In March, the Arkansas Court of Appeals handed down an opinion in Equity Bank vs. Southside Baptist Church, 2020 Ark App. 199. Equity Bank (Bank) was the lender to Southside Baptist Church (Church) on two separate loans: a 2008 loan of $2,600,000 secured by a mortgage on real property owned by the Church (Note 1) and a 2012 loan with a principal amount of about $150,000 secured by the Church’s furniture, fixtures, inventory, and equipment (Note 2).

The Church defaulted on the two notes, and the Bank filed suit. The parties attended mediation, and resolved most of their issues: The Church deeded the land to the Bank, the parties agreed that the remaining debt associated with Note 2 is $55,000, and the Church sold the collateral securing Note 2 for $55,000. The only remaining issue was to which of the two outstanding debts the $55,000 would be applied.

The Church filed a motion for summary judgment that the $55,000 should apply to the debt under Note 2. The Bank asserted that, due to cross collateralization language included in Note 2, it had the option to apply the $55,000 to the debt memorialized in Note 1. The circuit court granted the Church’s motion for summary judgment and ordered application of the $55,000 to Note 2 after finding that the cross-collateralization clause in Note 2 did not clearly contemplate extending security to the Note 1 debt. The Bank argued on appeal that language in Note 2 specifying that “this Agreement secures all obligations, debts and liabilities, plus interest thereon, of [Southside Baptist] to [Equity Bank] . . . whether now existing or hereafter arising” clearly referred to Note 1 and that all parties involved knew of the Note 1 debt at the time Note 2 was executed.
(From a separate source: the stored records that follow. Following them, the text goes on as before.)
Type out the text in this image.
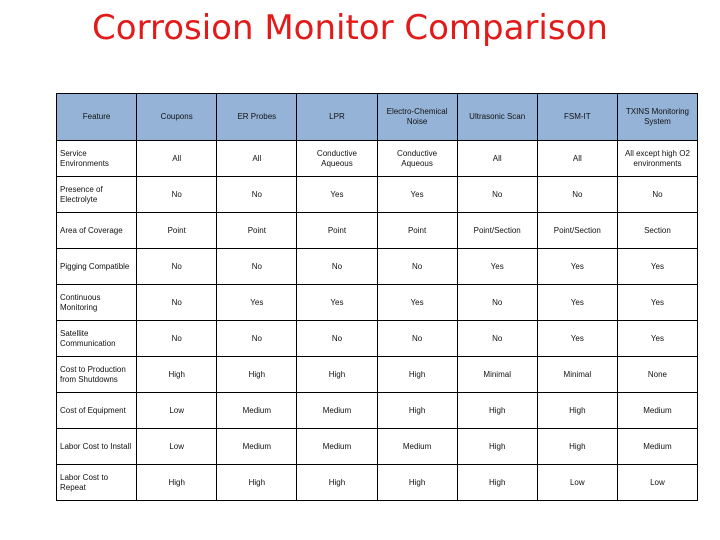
Corrosion Monitor Comparison
Feature	Coupons	ER Probes	LPR	Electro-Chemical Noise	Ultrasonic Scan	FSM-IT	TXINS Monitoring System
Service Environments	All	All	Conductive Aqueous	Conductive Aqueous	All	All	All except high O2 environments
Presence of Electrolyte	No	No	Yes	Yes	No	No	No
Area of Coverage	Point	Point	Point	Point	Point/Section	Point/Section	Section
Pigging Compatible	No	No	No	No	Yes	Yes	Yes
Continuous Monitoring	No	Yes	Yes	Yes	No	Yes	Yes
Satellite Communication	No	No	No	No	No	Yes	Yes
Cost to Production from Shutdowns	High	High	High	High	Minimal	Minimal	None
Cost of Equipment	Low	Medium	Medium	High	High	High	Medium
Labor Cost to Install	Low	Medium	Medium	Medium	High	High	Medium
Labor Cost to Repeat	High	High	High	High	High	Low	Low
The Court of Appeals noted that while Arkansas law does permit parties to secure existing or future debt under the terms of a mortgage or security agreement given to secure a different debt, the security will not be extended to prior debts unless the instrument unambiguously identifies those debts intended to be secured. The Court did not find the phrasing “all debt” “now existing” to properly identify Note 1. The Court affirmed the circuit court’s decision to apply the $55,000 to Note 2.

As a result of this ruling, when cross collateralization is desired, the existing notes should be unambiguously identified by referencing the specific debt obligation document, and attaching it, and a mortgage modification should be filed referencing the cross collateralization.